Visiting the Niki de Saint Phalle: Structure for Life exhibition was certainly an uplift! The day of my arrival was rainy, spring had not fully declared itself, but once inside, all was sunshine and life. This museum space had once been a New York City public elementary school (and a forbidding one at that, with its dark Romanesque stone). However, nothing could be more contradictory to the serious setting than Niki de Saint Phalle’s colorful, joy-filled sculptures.
Here we see in all their fecundity and abundance a full plethora of her iconic "Nana" figures springing into dance-like steps while clothed in signature Pucci patterns and Matissean color. Perhaps as creatures of the psychedelic age in which they were conceived, they become the artist's surrogate to enact an array of creative narratives.
Yes, Niki’s art has a serious side too. What she dealt with and overcame in life is an essential driving force in her story, and the issues that she confronted in her art, specifically and most notably the AIDS crisis of the 1980s, placed her among the most publicly influential activists of her era.
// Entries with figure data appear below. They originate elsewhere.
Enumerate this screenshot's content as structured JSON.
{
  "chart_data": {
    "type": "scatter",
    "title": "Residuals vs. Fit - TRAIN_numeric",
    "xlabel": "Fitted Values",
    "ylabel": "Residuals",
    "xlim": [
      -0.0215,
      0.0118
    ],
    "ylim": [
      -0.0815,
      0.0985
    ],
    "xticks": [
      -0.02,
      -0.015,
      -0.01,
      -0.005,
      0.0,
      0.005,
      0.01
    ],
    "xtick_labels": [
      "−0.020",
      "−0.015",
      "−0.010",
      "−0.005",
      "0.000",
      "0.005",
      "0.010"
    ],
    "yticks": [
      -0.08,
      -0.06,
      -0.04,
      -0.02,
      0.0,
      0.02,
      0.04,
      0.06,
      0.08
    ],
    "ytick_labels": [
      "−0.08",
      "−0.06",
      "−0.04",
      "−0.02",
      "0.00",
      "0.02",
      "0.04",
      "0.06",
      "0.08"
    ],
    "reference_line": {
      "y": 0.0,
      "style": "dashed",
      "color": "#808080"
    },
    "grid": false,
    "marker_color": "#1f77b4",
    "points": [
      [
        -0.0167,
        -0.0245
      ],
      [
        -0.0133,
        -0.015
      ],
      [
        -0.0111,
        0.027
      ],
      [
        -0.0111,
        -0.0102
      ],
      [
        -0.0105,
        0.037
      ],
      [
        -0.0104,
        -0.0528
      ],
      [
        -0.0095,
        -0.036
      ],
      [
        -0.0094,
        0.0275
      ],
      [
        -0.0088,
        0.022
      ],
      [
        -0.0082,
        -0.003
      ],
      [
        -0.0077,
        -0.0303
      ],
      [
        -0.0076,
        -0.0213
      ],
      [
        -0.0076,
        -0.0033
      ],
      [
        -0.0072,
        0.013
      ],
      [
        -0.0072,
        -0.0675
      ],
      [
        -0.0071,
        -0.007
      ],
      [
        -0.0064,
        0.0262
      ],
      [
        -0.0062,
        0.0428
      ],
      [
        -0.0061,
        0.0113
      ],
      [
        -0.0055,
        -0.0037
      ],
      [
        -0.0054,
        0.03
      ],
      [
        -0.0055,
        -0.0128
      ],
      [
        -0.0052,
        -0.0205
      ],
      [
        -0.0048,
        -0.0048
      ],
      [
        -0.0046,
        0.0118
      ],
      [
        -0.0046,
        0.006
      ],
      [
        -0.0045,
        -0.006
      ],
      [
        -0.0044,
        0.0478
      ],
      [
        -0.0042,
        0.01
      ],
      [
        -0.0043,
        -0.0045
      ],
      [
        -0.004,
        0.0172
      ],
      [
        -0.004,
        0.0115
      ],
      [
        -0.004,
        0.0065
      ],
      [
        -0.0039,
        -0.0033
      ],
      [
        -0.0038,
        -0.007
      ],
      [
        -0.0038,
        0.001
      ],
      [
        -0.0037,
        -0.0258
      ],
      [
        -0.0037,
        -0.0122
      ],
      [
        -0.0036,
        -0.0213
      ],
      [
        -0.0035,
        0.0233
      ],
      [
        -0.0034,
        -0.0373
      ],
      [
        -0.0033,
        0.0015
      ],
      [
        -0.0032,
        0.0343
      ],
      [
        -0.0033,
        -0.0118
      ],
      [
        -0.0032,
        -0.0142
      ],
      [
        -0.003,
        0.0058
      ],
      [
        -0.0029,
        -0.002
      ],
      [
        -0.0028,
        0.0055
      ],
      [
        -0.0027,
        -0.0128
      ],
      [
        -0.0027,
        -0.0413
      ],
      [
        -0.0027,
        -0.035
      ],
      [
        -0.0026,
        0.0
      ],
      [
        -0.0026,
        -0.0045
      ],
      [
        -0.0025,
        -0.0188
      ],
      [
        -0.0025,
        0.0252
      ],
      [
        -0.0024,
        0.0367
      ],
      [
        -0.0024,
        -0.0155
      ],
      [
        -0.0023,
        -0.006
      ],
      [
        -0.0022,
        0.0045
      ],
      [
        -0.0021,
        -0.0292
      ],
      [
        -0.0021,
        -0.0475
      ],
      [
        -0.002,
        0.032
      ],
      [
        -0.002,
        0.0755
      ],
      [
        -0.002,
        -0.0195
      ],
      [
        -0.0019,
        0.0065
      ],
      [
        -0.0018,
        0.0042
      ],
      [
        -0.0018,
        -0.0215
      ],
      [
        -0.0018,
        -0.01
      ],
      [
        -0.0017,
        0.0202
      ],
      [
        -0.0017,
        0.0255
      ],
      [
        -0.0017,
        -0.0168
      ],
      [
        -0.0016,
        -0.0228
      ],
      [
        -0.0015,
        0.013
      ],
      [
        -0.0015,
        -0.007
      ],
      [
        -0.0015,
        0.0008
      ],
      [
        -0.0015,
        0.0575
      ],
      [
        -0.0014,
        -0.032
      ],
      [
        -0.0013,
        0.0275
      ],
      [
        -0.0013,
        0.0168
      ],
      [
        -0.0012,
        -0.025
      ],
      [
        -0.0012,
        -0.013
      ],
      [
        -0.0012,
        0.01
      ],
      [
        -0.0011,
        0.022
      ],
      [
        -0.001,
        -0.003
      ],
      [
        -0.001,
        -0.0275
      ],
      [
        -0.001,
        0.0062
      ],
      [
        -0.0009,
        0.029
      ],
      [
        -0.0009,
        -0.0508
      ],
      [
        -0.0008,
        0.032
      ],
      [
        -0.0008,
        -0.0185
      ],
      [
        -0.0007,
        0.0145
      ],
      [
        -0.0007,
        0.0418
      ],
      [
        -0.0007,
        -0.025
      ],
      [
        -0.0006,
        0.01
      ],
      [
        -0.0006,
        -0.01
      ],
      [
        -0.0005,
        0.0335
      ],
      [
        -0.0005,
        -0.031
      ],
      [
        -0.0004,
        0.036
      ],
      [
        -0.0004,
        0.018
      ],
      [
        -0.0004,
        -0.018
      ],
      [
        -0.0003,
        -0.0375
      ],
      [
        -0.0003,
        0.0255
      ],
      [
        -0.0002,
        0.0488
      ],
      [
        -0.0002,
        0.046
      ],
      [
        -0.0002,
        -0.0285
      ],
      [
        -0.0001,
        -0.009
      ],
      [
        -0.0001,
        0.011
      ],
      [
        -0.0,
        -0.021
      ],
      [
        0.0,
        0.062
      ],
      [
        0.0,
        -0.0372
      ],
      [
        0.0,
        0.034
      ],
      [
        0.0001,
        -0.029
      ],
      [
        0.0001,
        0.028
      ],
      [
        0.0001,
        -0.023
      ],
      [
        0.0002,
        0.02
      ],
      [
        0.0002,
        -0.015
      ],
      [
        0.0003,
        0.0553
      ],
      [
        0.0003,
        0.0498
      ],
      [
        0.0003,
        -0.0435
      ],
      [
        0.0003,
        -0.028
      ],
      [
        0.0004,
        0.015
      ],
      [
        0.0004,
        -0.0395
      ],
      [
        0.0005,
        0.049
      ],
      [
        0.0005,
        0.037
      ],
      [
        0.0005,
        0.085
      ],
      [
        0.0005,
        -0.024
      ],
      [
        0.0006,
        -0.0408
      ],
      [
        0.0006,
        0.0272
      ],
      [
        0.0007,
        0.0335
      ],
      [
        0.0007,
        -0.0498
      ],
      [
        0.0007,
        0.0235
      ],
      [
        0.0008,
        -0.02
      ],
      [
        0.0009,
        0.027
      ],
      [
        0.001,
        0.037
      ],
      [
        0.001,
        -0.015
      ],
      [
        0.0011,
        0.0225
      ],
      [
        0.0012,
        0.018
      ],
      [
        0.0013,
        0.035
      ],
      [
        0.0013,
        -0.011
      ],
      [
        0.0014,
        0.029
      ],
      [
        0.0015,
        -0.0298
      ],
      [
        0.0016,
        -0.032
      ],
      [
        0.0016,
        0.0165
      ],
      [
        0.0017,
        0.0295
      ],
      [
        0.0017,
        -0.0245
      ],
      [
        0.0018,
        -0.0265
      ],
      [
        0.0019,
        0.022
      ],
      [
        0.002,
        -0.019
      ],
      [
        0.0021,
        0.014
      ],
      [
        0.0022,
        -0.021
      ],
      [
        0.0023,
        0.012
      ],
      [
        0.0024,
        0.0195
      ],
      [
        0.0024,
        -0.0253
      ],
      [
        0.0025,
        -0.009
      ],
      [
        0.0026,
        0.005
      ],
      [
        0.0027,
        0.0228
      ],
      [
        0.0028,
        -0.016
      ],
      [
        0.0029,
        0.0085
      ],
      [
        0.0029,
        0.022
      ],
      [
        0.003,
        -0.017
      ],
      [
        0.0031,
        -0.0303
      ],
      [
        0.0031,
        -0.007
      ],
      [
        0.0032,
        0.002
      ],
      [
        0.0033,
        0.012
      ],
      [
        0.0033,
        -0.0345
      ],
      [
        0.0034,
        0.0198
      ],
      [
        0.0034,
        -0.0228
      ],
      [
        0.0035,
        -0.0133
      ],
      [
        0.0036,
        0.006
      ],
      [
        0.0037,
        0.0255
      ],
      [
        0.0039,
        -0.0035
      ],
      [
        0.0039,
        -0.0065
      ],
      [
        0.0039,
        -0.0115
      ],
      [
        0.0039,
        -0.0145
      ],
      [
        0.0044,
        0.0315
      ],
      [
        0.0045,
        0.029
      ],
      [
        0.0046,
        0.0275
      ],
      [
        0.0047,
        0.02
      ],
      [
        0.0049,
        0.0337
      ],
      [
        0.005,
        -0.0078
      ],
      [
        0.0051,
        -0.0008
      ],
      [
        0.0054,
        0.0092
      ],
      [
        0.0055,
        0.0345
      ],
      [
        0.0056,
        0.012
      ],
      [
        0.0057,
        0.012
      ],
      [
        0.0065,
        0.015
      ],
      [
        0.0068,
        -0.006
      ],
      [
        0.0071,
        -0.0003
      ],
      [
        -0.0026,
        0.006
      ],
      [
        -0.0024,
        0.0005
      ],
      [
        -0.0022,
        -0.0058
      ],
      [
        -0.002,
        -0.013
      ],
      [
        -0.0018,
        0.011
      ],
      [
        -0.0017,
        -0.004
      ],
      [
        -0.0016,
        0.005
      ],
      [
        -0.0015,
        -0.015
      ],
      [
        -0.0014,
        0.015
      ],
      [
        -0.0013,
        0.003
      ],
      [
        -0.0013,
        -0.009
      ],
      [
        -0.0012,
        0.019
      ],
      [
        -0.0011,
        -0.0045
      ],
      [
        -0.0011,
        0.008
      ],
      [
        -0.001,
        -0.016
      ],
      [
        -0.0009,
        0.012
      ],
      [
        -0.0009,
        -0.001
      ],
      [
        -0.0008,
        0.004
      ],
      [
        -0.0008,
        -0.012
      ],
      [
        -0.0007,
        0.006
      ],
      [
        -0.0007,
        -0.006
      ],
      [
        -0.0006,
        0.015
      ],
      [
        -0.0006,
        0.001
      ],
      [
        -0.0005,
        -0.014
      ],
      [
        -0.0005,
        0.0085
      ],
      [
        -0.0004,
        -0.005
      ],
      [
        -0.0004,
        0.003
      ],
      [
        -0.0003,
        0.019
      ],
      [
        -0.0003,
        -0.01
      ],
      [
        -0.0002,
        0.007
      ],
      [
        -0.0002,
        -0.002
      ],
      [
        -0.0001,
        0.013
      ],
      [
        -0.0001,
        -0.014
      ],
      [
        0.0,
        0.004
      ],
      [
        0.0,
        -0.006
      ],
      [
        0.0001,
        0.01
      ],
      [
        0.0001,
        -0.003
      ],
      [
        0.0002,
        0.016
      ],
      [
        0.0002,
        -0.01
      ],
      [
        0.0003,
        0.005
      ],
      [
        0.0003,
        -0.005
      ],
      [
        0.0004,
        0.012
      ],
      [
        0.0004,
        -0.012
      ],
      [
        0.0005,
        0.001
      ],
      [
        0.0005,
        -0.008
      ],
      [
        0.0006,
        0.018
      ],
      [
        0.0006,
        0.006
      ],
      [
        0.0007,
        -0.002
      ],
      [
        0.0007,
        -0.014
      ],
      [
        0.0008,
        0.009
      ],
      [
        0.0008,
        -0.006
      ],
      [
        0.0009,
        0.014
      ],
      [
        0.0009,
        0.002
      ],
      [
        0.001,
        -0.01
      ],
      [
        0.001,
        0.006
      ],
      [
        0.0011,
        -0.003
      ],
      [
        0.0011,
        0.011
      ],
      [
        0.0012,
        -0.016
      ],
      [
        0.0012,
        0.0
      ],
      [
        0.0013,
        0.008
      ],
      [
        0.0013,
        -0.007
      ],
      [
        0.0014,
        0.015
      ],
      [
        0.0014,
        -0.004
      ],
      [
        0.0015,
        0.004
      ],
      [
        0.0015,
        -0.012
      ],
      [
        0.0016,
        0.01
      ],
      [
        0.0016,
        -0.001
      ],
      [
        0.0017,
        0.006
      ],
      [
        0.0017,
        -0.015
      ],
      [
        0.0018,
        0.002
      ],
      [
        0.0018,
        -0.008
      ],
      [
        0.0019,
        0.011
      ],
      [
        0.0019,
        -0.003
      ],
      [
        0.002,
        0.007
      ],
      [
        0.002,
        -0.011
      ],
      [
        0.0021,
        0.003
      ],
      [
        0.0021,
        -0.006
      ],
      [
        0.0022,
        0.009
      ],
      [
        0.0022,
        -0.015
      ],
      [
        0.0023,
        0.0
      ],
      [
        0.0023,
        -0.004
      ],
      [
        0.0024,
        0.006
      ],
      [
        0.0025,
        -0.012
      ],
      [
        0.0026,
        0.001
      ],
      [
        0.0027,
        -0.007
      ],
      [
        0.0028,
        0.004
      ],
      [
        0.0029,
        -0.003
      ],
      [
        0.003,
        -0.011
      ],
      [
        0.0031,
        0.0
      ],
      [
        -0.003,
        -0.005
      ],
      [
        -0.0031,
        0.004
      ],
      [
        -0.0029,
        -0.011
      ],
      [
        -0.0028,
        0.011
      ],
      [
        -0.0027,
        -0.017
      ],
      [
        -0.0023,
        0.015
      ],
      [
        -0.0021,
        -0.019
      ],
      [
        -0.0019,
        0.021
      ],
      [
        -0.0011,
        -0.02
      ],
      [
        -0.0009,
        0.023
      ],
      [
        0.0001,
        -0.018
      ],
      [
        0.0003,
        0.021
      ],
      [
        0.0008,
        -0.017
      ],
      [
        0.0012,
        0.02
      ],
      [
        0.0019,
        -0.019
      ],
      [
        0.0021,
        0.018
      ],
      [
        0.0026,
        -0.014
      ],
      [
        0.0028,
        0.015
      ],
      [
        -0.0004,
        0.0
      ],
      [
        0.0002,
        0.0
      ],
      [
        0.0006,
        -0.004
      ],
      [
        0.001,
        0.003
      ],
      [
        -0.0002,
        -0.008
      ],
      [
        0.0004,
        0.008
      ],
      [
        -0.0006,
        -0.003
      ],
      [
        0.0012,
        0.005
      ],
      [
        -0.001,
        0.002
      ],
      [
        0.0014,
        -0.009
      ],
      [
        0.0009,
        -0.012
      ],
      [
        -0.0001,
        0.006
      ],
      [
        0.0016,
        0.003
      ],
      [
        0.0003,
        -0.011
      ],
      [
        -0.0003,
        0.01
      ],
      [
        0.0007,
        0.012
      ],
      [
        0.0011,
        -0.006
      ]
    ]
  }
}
Niki de Saint Phalle is an artist of the first rank, an important figure along the lines of Warhol, Haring, Chagall, and Léger (with whom her work shares its immediate graphic appeal and universality of theme).
This exhibition deals strongly with her public sculpture and architectural installation, so it is therefore especially delightful that these themes are illuminated through numerous works of all sizes, from jewelry to monumentally scaled. Our program is designed to help you understand de Saint Phalle as one of the key figures of the twentieth century, especially an era of rediscovery for amazing women artists. This two part mini series will portray her influences, her friends, and her impact, and attempt to unravel the complexities that were at the core of her colorful, engaging and communicative art.